Once their roster returned to normal and they actually had a chance to play some games at home, they finished the year with a much stronger record and at least a little bit closer to what should have been expected. But it still wasn’t quite good enough to get them closer than 16 points to a playoff spot. And even when looking at their final 62 games, where they went 32-27-5, that would still only be a 92-point pace over an 82-game season. That is still not at a playoff level.

That resulted in a pretty stunning head coach change that saw Barry Trotz get fired and replaced by Lane Lambert.

[Related: 2022 NHL Free Agency Tracker]

But the roster, for the most part, remains the same as we get go through the first week of free agency. The only major chance to this point has been trading the No. 13 overall pick in a three-team trade with Montreal and Chicago that saw the Islanders acquire Alexander Romanov. He is young and has potential and has shown flashes of ability in the NHL, but he remains a total wild card.

The Islanders should still be strong on the back end. They still have the goalies (Ilya Sorokin in particular is emerging as one of the NHL’s elite at the position) but they are desperate for offense and quickly running out of options to upgrade it as most of the top candidates have already moved.

Kevin Fiala went to Los Angeles. Alex DeBrincat and Claude Giroux went to Ottawa. Filip Forsberg stayed in Nashville while Evgeni Malkin remained in Pittsburgh. Vincent Trocheck signed with the Islanders’ top rivals in across the city. Andrew Copp and David Perron went to Detroit. Max Pacioretty went to Carolina for, quite literally, nothing. And Johnny Gaudreau? The player considered to be the best option? He chose Columbus. Even New Jersey managed to add Ondrej Palat.

The Islanders?

Complete silence.

Islanders

In the short-term, it is concerning because the Islanders were already behind at least eight other teams in the Eastern Conference (including four in their own division) while several other non-playoff teams have made noticeable improvements (Detroit, Columbus).

They are quickly running out of time to find their own improvements.

Nazem Kadri is still available, and Vancouver still has not made a decision on J.T. Miller and whether or not to trade him or extend him.

Other than that, the options are already slim unless Lamoriello really pulls something out of nowhere.

Given the lack of options, it is difficult to see how the Islanders make up that ground to get back to the playoffs with what is essentially the same roster.
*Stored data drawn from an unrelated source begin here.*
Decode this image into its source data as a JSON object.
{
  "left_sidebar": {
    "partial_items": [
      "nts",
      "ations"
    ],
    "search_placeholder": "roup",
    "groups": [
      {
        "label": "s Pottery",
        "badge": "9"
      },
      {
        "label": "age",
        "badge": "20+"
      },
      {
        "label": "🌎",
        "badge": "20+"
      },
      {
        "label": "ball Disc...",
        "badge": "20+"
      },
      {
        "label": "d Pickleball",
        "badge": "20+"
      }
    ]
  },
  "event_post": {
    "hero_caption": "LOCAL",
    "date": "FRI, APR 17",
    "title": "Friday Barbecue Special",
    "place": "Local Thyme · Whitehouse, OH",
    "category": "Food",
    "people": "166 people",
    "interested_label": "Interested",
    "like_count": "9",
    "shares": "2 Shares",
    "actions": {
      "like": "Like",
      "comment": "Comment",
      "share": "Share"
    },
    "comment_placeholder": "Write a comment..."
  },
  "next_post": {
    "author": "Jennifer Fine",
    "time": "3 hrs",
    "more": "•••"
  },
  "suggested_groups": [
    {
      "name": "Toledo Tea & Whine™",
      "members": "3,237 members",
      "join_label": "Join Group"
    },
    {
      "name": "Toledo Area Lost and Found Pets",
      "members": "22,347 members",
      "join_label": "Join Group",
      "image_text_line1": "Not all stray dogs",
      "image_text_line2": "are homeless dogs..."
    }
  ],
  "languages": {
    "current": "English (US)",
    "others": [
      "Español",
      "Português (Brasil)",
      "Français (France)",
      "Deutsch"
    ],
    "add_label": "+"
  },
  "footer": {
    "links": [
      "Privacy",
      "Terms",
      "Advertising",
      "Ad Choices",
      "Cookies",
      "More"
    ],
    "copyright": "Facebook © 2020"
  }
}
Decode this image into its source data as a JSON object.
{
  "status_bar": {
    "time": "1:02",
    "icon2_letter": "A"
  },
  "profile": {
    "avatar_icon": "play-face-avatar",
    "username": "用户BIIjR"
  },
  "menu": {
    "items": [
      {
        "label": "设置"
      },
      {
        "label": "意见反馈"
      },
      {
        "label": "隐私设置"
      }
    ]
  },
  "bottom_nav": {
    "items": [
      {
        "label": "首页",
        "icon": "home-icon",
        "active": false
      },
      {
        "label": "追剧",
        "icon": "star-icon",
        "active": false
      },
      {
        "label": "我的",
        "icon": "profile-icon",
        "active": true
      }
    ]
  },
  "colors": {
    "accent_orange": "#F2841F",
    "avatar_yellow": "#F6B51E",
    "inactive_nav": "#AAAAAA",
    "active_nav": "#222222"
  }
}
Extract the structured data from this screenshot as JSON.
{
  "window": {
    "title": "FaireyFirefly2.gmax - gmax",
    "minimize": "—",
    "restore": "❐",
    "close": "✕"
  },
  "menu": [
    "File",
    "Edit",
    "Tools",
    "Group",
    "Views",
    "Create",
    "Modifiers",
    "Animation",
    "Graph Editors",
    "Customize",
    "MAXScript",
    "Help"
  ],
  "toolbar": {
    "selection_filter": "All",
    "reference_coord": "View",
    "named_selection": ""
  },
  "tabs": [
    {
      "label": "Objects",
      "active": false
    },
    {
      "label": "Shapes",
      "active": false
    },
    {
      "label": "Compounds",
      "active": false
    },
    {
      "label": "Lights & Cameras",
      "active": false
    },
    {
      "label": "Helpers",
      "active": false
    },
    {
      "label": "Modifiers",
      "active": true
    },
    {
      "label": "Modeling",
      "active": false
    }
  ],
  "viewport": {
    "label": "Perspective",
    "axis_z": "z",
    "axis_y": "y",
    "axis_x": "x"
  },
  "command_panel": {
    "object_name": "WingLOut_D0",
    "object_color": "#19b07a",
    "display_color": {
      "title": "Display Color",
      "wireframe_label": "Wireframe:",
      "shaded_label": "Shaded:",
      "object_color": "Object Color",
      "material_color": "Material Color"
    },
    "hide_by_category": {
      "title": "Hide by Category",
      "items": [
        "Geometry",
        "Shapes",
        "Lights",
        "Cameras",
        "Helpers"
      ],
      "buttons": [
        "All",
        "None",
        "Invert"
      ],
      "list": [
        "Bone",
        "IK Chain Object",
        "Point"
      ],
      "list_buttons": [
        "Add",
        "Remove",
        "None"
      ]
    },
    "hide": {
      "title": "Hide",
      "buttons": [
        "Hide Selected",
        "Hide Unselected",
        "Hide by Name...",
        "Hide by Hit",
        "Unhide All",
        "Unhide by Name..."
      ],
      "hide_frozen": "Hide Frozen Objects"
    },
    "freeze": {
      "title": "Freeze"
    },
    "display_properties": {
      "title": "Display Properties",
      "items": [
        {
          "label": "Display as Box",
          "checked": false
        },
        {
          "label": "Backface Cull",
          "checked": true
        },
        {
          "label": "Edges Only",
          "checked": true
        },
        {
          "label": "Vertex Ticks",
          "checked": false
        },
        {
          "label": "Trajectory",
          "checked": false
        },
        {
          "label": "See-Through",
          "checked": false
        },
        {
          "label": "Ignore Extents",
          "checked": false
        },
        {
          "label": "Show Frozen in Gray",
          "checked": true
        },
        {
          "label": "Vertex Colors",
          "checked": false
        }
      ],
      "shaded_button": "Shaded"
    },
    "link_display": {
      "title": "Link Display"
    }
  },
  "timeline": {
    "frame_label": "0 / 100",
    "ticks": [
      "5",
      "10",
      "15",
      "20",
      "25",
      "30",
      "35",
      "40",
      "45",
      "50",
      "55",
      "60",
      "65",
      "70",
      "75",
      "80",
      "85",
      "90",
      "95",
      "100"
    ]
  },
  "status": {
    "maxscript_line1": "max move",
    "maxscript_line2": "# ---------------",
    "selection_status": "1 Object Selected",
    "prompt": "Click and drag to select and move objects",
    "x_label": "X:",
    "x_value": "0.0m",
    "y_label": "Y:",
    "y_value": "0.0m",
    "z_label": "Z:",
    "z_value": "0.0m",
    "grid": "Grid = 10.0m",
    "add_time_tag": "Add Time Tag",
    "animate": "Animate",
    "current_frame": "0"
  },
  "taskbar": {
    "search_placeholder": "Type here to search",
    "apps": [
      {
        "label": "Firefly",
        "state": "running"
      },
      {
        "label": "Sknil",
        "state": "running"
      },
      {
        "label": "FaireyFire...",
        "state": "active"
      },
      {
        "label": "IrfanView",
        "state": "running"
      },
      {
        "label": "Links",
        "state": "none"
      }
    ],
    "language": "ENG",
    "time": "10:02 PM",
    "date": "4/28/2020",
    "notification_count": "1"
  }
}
The long-term concern is that the Islanders are on a ticking clock with core players like Mathew Barzal and Sorokin.

Barzal is in the final year of his current bridge contract, and is one year away from potential unrestricted free agency.

Sorokin will be an unrestricted free agent at the same time. They already have 10 players on the roster over the age of 30, and several more that are quickly closing in on that number. And outside of Barzal and Sorkin, there is not really a difference-maker on the roster. There are a lot of really good players, and a handful of very good players. But nobody else that is going to keep an opposing coach awake at night going into a matchup.

If the goal is to get back to the playoffs and compete this season around Barzal and Sorokin, they really needed somebody like a Gaudreau, or a DeBrincat, or even a Pacioretty this offseason. They missed the boat on all of them. Now it looks like they are headed for a couple of years of hockey purgatory over the next couple of years.

Lamoriello’s career resume speaks for itself. He built a dynasty in New Jersey and deserves all of the credit in the world for that. But that was pre-salary cap days in the league, and his teams have struggled to maintain sustained success over several years in the cap era. And despite winning back-to-back GM of the year awards there have been some questionable moves the past few years (investing so much in the fourth line; trading Devon Toews for two second-round draft picks; missing out on everybody this offseason).

It has left the Islanders in a state of mediocrity and it is tough to see a short-term path for exiting it.